There’s ways to tell the difference between bacterial and fungal acne. Dr. Chung says regular (bacterial) acne breakouts can vary in size, and tend to feature blackheads or whiteheads.
Fungal acne will usually appear as normal red bumps and pustules on the chest, upper arms, and back, according to Dr. McKenzie. It rarely occurs on the face. Additionally, bumps that result from Malassezia rarely come to heads. Finally, perhaps most noticeably, she adds that fungal acne breakouts will be very itchy. Typical bacterial acne can also be itchy, but not very much.

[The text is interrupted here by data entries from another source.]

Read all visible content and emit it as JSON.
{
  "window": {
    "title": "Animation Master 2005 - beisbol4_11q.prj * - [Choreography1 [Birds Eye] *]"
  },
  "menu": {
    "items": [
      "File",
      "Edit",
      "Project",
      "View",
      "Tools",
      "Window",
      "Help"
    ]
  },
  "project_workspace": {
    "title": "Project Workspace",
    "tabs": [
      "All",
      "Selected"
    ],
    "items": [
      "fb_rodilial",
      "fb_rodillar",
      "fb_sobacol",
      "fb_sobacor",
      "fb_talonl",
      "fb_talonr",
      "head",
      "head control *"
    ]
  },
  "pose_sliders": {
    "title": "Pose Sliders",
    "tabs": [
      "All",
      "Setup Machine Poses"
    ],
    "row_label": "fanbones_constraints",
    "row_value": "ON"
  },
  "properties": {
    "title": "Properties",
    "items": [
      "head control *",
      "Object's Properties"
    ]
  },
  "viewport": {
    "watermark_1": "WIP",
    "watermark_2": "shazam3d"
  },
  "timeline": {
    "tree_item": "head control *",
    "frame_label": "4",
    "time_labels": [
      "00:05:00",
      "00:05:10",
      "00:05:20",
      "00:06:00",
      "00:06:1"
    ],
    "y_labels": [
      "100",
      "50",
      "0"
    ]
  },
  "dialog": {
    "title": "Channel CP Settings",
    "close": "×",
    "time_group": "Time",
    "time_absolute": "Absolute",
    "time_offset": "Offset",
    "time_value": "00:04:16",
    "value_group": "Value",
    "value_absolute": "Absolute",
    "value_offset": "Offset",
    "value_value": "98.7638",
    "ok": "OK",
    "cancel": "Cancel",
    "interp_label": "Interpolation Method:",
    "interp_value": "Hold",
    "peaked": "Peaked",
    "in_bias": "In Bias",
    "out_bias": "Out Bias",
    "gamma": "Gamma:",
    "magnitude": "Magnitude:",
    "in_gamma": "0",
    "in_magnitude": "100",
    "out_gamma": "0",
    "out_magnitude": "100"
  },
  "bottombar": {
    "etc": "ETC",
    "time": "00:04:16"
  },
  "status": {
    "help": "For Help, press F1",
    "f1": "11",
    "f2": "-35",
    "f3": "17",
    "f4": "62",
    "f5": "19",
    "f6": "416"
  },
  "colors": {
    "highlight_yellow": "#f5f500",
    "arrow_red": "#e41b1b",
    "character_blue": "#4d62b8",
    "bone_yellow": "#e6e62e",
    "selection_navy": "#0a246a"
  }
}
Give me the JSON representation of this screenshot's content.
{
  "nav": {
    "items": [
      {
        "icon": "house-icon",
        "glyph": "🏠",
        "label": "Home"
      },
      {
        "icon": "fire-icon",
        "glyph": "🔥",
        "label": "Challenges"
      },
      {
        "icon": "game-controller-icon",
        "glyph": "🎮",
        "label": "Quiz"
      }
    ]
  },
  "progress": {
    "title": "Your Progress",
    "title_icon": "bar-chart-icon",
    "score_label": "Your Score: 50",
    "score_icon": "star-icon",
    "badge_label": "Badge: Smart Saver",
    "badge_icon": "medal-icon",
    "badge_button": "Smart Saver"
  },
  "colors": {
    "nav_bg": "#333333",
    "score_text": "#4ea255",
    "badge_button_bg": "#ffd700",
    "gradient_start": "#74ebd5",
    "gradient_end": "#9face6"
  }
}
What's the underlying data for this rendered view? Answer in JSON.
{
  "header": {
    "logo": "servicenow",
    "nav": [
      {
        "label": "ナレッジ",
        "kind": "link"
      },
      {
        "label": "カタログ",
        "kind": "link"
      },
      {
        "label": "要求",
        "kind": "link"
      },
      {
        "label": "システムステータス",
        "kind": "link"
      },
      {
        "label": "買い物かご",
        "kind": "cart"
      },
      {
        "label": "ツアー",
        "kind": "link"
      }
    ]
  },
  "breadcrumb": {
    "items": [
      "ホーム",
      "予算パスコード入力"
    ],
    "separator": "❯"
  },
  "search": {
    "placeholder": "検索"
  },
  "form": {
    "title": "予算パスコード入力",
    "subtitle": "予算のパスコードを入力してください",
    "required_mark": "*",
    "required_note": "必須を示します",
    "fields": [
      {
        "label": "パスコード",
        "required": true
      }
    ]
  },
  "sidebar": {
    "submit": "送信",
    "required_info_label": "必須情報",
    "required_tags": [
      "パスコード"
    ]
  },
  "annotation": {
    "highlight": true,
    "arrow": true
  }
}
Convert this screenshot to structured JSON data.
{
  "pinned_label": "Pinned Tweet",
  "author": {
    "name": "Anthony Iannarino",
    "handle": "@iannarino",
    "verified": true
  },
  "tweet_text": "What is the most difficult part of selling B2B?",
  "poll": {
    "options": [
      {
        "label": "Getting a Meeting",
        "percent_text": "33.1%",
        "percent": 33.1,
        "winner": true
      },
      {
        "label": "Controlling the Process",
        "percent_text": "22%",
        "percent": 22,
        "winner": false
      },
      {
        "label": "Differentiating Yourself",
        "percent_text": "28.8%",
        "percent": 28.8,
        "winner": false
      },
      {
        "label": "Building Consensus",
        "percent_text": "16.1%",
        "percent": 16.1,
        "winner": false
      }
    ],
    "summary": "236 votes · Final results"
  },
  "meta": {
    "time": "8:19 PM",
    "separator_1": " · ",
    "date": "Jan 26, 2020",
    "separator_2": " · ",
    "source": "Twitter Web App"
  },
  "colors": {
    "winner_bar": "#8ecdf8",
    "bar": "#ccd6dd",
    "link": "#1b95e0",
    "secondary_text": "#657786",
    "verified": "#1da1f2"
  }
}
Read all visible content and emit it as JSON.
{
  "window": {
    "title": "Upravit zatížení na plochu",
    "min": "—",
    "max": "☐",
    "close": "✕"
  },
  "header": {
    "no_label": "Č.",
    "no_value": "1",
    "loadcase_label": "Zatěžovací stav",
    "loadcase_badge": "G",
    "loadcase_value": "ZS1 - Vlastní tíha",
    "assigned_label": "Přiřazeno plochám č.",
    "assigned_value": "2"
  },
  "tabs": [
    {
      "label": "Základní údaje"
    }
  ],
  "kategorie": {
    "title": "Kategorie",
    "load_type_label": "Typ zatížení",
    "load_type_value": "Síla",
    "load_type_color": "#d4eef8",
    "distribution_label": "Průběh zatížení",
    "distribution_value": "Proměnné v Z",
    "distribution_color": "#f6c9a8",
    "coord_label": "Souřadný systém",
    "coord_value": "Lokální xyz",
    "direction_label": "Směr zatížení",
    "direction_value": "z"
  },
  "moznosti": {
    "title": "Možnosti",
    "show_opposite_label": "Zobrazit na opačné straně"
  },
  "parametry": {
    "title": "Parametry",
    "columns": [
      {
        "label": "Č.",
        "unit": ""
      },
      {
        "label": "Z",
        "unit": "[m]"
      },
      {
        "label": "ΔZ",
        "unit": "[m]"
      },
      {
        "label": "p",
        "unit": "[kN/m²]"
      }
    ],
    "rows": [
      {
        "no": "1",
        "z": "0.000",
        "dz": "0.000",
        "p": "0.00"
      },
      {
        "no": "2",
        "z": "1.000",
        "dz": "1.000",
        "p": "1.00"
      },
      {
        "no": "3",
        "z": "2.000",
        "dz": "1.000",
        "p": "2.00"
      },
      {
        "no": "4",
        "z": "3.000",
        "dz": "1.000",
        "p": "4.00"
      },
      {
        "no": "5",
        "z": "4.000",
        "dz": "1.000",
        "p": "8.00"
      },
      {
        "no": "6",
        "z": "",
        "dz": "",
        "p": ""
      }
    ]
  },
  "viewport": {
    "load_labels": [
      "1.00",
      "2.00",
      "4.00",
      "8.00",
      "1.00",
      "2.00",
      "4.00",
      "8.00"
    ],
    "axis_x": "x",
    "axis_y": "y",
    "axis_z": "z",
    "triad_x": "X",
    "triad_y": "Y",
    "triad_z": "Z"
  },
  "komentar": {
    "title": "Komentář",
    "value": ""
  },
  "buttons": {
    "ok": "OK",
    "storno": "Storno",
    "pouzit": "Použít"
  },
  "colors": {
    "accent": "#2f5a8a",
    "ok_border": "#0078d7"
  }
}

How should you treat fungal acne?
When it comes to clearing your funus acne, one may only need to adjust their lifestyle. Bathing and changing your clothes right after working out, or wearing looser clothes, may do the trick.
Your next step should be trying an over-the-counter topical treatment if lifestyle changes don’t help. Dr. McKenzie recommends something like Selsun Blue. Despite being marketed as a dandruff shampoo, it also works as an antifungal body wash, thanks to its active ingredients.
Your breakouts are probably fungal if they itch and are concentrated on your upper arms, chest, and back. If you’re unsure, always see a dermatologist.